Thursday 11
Ecological explanation at different levels and scales
Chair: Patrick Forber & Ryan Gregory
› 10:00 - 10:30 (30min)
› Amphi Physio
The problem of pattern and scale in ecology: what have we learned in 20 years?
Jérôme Chave  1@  
1 : Laboratoire Evolution et Diversité Biologique (EDB)
Laboratoire Evolution et Diversité Biologique (EDB)
Bâtiment 4R1, 118, route de Narbonne, 31062 Toulouse -  France

Session: Ecological explanation at different levels and scales (Stefan Linquist, Karl Cottenie, Jérôme Chave). 

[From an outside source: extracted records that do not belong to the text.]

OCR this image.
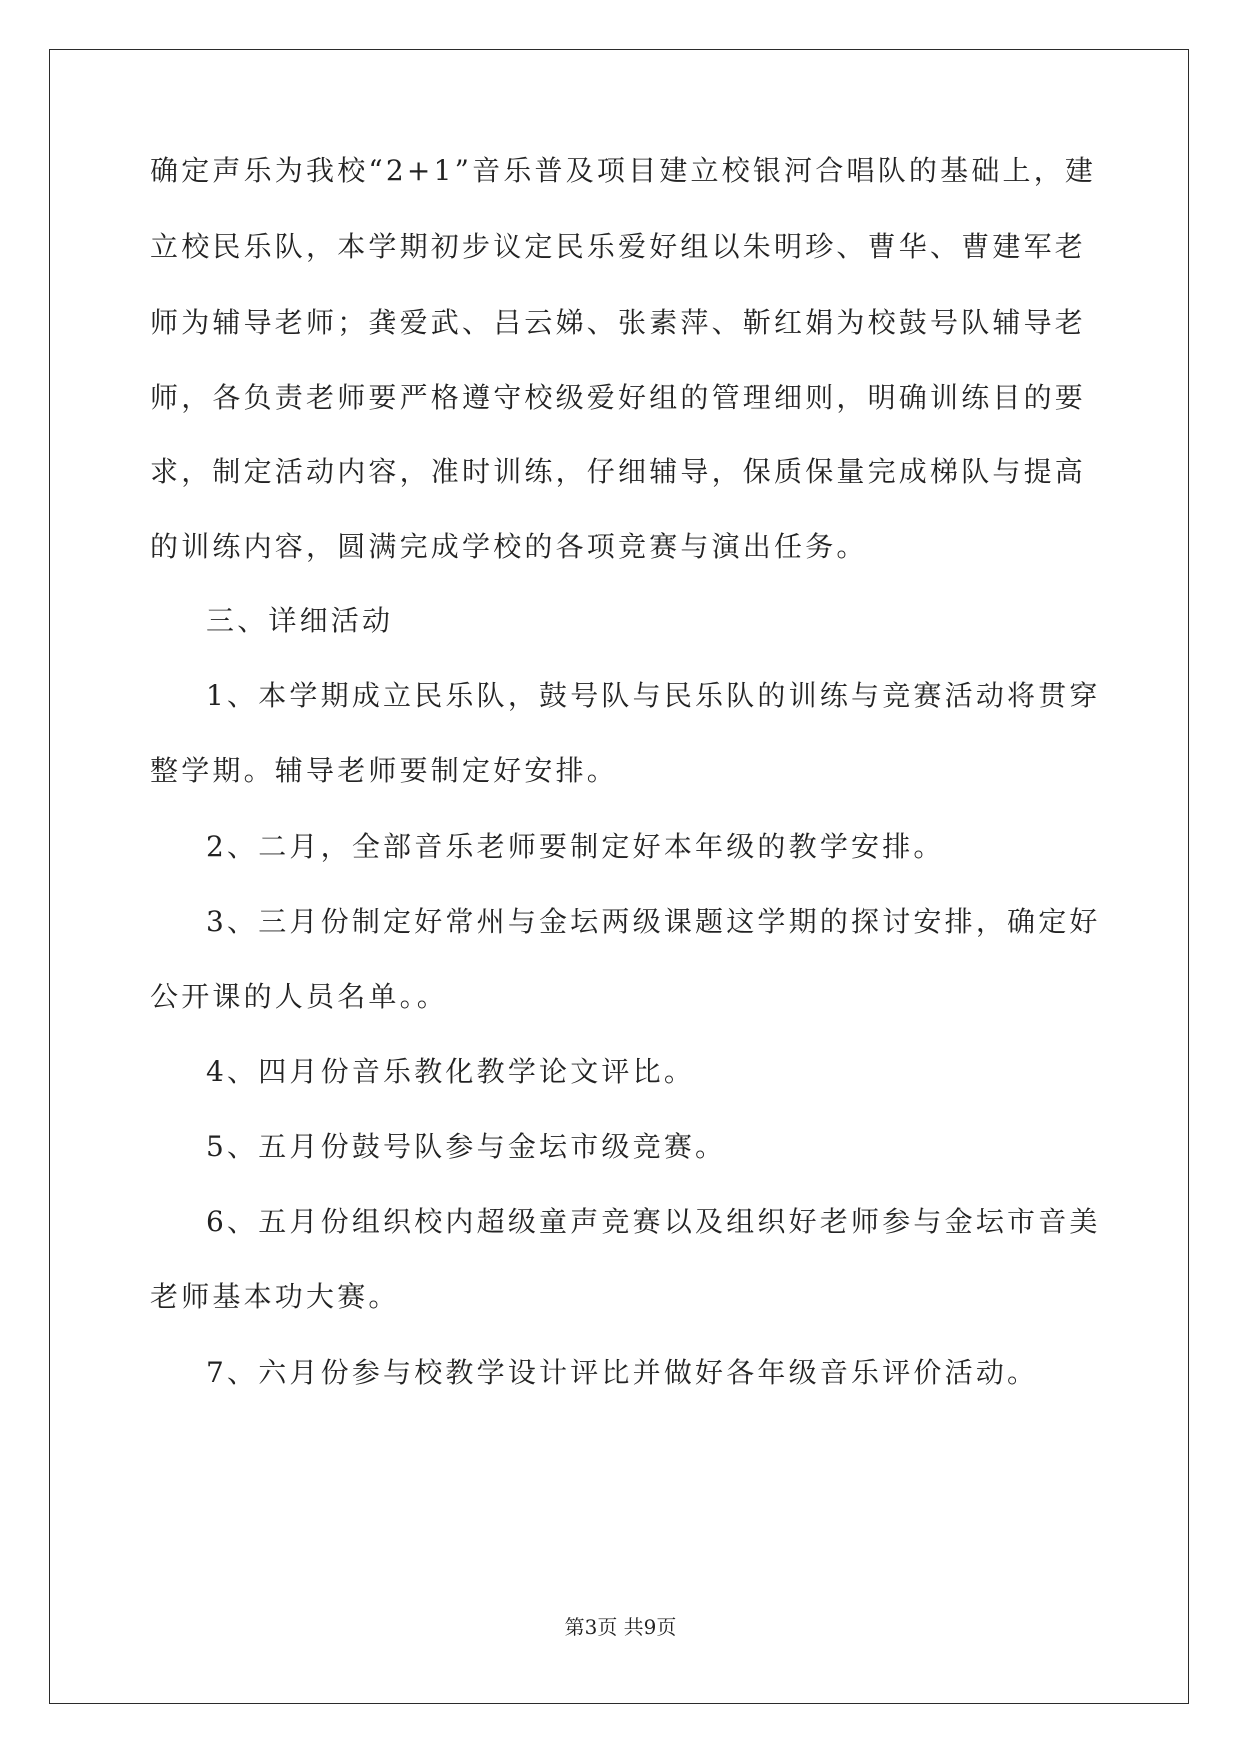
确定声乐为我校“2+1”音乐普及项目建立校银河合唱队的基础上，建
立校民乐队，本学期初步议定民乐爱好组以朱明珍、曹华、曹建军老
师为辅导老师；龚爱武、吕云娣、张素萍、靳红娟为校鼓号队辅导老
师，各负责老师要严格遵守校级爱好组的管理细则，明确训练目的要
求，制定活动内容，准时训练，仔细辅导，保质保量完成梯队与提高
的训练内容，圆满完成学校的各项竞赛与演出任务。
三、详细活动
1、本学期成立民乐队，鼓号队与民乐队的训练与竞赛活动将贯穿
整学期。辅导老师要制定好安排。
2、二月，全部音乐老师要制定好本年级的教学安排。
3、三月份制定好常州与金坛两级课题这学期的探讨安排，确定好
公开课的人员名单。。
4、四月份音乐教化教学论文评比。
5、五月份鼓号队参与金坛市级竞赛。
6、五月份组织校内超级童声竞赛以及组织好老师参与金坛市音美
老师基本功大赛。
7、六月份参与校教学设计评比并做好各年级音乐评价活动。
第3页 共9页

Over the past 20 years, major advances have clarified how ecological patterns inform theory, and how in turn theory informs applied ecology. Also, there has been an increased recognition that the problem of scale at which ecological processes should be considered is critical if we are to produce general predictions. Ecological dynamics is always stochastic at small scales, but variability is conditional on the scale of description. The radical changes in the scope and aims of ecology over the past decades reflect in part the need to address pressing societal issues of environmental change. Technological advances in molecular biology, global positioning, sensing instrumentation and computational power should not be overlooked as an explanation for these radical changes. However, I argue that conceptual unification across ecology, genetics, evolution and physiology has fostered even more fertile questions. We are moving away from the view that evolution is played in a fixed ecological theatre: the theatre is being rapidly and relentlessly redesigned by the players themselves. The maintenance of ecosystem functions depends on shifts in species assemblages and on cellular metabolism, not only on flows of energy and matter. These findings have far reaching implications for our understanding of how ecosystem function and biodiversity will withstand (or not) environmental changes in the 21st century.